慕容灝祺沒有說話,拿起一杯白蘭地就灌了下去,然後接著又是一杯,兩杯,三杯……
直到喝到第五杯時,沐兆瞳受不了了,倏地奪下他的酒杯,沉聲道,“慕容灝祺,你不要命了,這麼喝下去!”他很少會這麼不理智,只是……這些天他的事,自己也明白,作為朋友他對於他的私事也很無力,那個女人憑空消失了,自己也再幫忙尋找,卻始終沒有訊息。“夠了,沒有她,你就活不下去了?這還是你路西法麼?況且她不一定還活著!”沐兆瞳冷聲,現在這個時間點,’seven’裡沒有幾個人,他的聲音很清晰的傳到了慕容灝祺的耳朵裡。

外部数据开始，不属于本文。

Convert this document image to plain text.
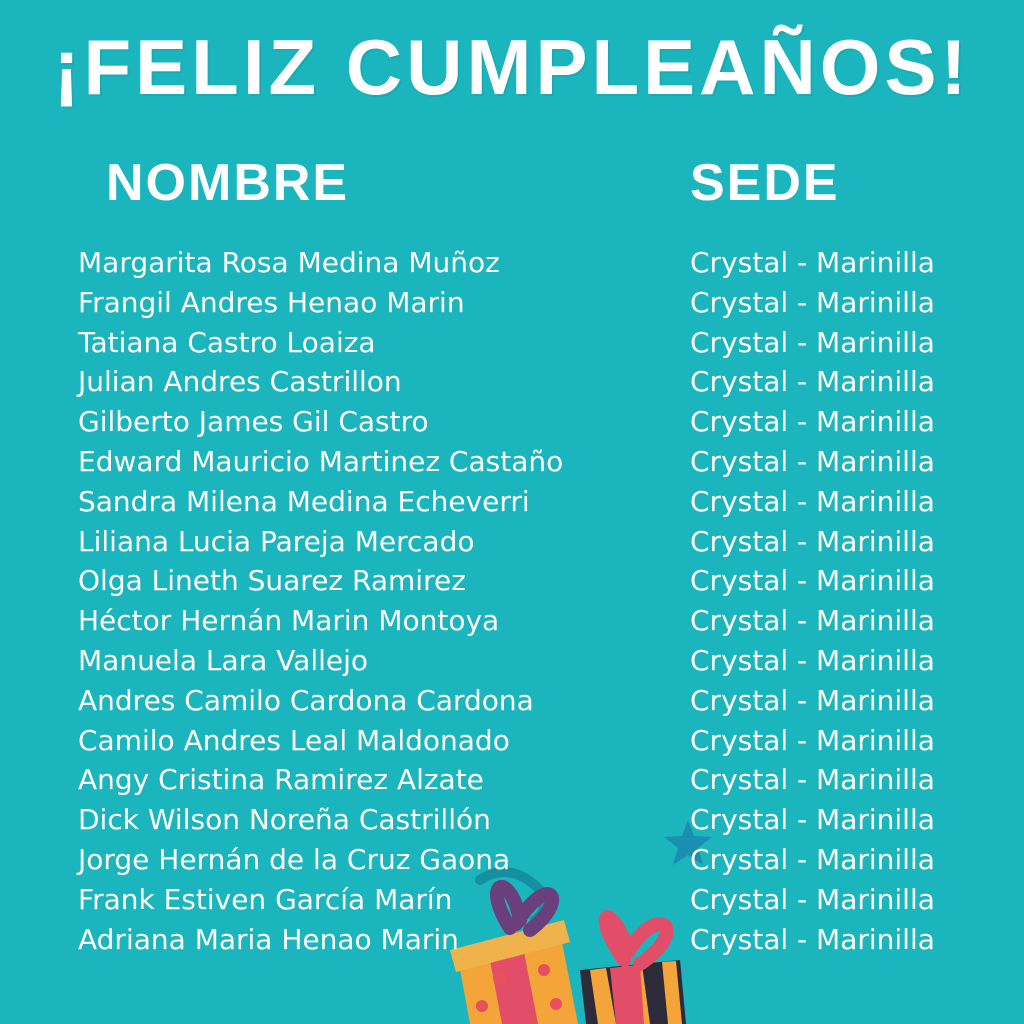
¡FELIZ CUMPLEAÑOS!
NOMBRE	SEDE
Margarita Rosa Medina Muñoz	Crystal - Marinilla
Frangil Andres Henao Marin	Crystal - Marinilla
Tatiana Castro Loaiza	Crystal - Marinilla
Julian Andres Castrillon	Crystal - Marinilla
Gilberto James Gil Castro	Crystal - Marinilla
Edward Mauricio Martinez Castaño	Crystal - Marinilla
Sandra Milena Medina Echeverri	Crystal - Marinilla
Liliana Lucia Pareja Mercado	Crystal - Marinilla
Olga Lineth Suarez Ramirez	Crystal - Marinilla
Héctor Hernán Marin Montoya	Crystal - Marinilla
Manuela Lara Vallejo	Crystal - Marinilla
Andres Camilo Cardona Cardona	Crystal - Marinilla
Camilo Andres Leal Maldonado	Crystal - Marinilla
Angy Cristina Ramirez Alzate	Crystal - Marinilla
Dick Wilson Noreña Castrillón	Crystal - Marinilla
Jorge Hernán de la Cruz Gaona	Crystal - Marinilla
Frank Estiven García Marín	Crystal - Marinilla
Adriana Maria Henao Marin	Crystal - Marinilla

他身體一僵,抬眼看著眼前的沐兆瞳,“兆瞳,你相信命運嗎?”
沐兆瞳很顯然被他這個問題問得一愣,他們這些人哪一個是相信命運的人?那不是純屬跟自己過不去麼!一時之間,他呆在那裡,不知道怎麼回答他的問題。
“不信,是吧?”慕容灝祺又拿起一個酒杯倒下半杯酒,仰頭倒下,“我他媽的,自從遇見她墨語恬就相信了!”他自嘲的笑了笑,“愛她到不惜一切代價,卻被她沒有理由的拋棄!這就是我慕容灝祺,我真他媽的受夠了!”

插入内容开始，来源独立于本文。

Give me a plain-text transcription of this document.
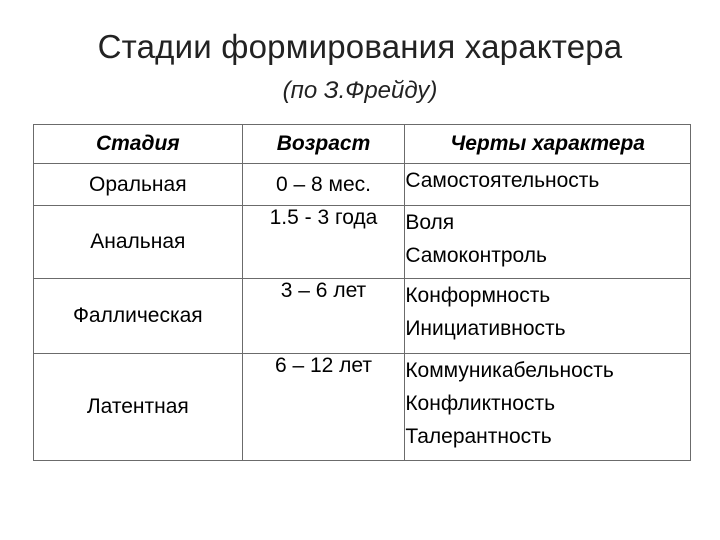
Стадии формирования характера
(по З.Фрейду)
Стадия	Возраст	Черты характера
Оральная	0 – 8 мес.	Самостоятельность

Анальная	1.5 - 3 года	Воля
Самоконтроль

Фаллическая	3 – 6 лет	Конформность
Инициативность

Латентная	6 – 12 лет	Коммуникабельность
Конфликтность
Талерантность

“即使她死了,我也會一直認為她沒有!一直以為,我沒有心,不會為女人心痛,可是每次見她受苦,看著她離開,我的心在狠狠的抽疼,呵~原來我也有心,也會痛!”
他又倒下一杯酒喝下。
沐兆瞳看著他,眼神幽暗,愛情真的是個傷人的東西,不論是他自己還是慕容灝祺,亦或是宇文紹琰都無法擺脫它的束縛。
“路西法,愛或不愛,只是一個字或者兩個字的問題。見或不見,只是一個人和兩個人的問題。你愛她,恰好她也愛你,這就是幸福。很顯然,你們都做到了!”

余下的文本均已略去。